By: Andrew Huhn, 3rd year PhD candidate in the Neuroscience Program
Optogenetics is one of the most significant advances in neuroscience in the last decade. The very concept of optogenetics appears to come straight from a science fiction novel: we can control the brain with a laser! Okay, so that’s a bit of an overstatement, but not by much.
Optogenetics allows scientists to selectively excite or inhibit discrete areas of an animal brain using a beam of light. Moreover, scientists can control a single type of neuron within that region, providing fine-tuned control that was unachievable with earlier methods. But how exactly is this accomplished? And what implications does this have on biomedical research?
Before we talk about the medical implications of such a tool, we first need a better understanding of optogenetics.
You may remember an earlier post I wrote about the science of vision, i.e. how the retina turns a photon of light into a biochemical signal using the protein rhodopsin. Well, back in the 2002, scientists at the Max-Planck Institute in Germany were studying algae and discovered channelrhodopsin, a protein that allows algae to find the right depth in sea water based on wavelengths of light.
While rhodopsin allows us to perceive light (and thus the world around us), channelrhodopsin allows algae to perceive water depth using light: the deeper they go, the less light there is. These proteins control ion channels, making them capable of generating an action potential in neurons.
By replicating the gene for this protein, and using a lenti-virus to insert it into an animal (work first done by the Diesseroth lab at Stanford), scientists were able to take control of a subtype of neurons simply by shining light on them.
But how does the beam of light get through the skull?
Generally, mice undergo stereotaxic surgery to mount an LED light or optical fiber. A particular area of the brain can then be “switched on” by light alone. Even more exciting is that, using genetic selection processes, different types of neurons can be selectively turned on, offering excellent spatial resolution.

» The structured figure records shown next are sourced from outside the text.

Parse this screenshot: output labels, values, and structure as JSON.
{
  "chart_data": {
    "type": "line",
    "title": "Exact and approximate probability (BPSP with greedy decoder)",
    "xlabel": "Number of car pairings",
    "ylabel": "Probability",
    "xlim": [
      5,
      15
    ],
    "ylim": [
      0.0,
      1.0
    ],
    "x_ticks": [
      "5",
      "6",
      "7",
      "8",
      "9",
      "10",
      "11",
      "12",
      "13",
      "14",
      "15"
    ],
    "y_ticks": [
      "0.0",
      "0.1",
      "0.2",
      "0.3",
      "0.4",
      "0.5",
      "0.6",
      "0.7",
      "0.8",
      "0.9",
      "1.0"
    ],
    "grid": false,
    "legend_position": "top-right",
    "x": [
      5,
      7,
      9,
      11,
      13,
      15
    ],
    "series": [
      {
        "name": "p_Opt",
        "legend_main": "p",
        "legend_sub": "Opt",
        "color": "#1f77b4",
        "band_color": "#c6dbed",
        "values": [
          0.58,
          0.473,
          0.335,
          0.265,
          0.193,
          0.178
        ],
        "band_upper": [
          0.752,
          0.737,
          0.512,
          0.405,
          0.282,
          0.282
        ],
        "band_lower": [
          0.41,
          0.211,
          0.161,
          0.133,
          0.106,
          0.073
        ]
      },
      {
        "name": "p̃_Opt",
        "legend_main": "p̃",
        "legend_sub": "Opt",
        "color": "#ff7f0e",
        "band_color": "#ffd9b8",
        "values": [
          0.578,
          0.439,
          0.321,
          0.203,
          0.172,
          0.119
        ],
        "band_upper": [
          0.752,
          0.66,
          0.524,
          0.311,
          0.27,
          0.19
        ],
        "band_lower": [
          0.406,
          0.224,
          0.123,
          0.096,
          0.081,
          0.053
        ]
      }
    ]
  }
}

It is this resolution that allows scientists to study regions of the brain, such as the prefrontal cortex, with high specificity.
How will optogenetics contribute to functional brain mapping?
It will help scientists to better understand neural components of behavior, autonomic function (such as stress response), and sensory/motor skills. In fact, it has already been used in several studies focused on reward, addiction, and motor control. For example, a recent publication in the journal Addiction Biology uses optogenetics to extinguish cocaine use in addicted rats; by selectively inhibiting neurons in the brain’s “reward system,” addictive behavior was abolished.
So, controlling animal brains is great, but are there any direct medical implications for optogenetics?
Some scientists believe optogenetics could be used to directly treat disease in humans. In the future, it may be possible to use optogenetics to treat neurodegenerative disorders. One example is Parkinson’s disease.
Treatment of Parkinson’s disease already involves alternative methods such as deep brain stimulation, which targets a small population of neurons; it’s not far off to think that optogenetics could offer a more refined approach. While deep brain stimulation uses a probe to excite the brain region where neurons are dying, optogenetic therapy could target the individual type of neurons and leave the rest of that region unaffected.
Optogenetics is quickly becoming one of the most powerful tools in neuroscience. It will not only shed light on functional brain mapping, it will increase our understanding of complex neural diseases potentially leading to revolutionary treatments.
Boyden ES et al. (2005). “Millisecond-timescale, genetically targeted optical control of neural activity” Nature Neuroscience 8 (9): 1263-8.
Nagel G et al. (2002). “Channelrhodopsin-1: a light gated proton channel in green algae” Science 296 (5577): 2395-8.
Stefanik MT et al. (2013). “Optogenetic inhibition of cocaine seeking in rats” Addiction Biology 18 (1): 50-3.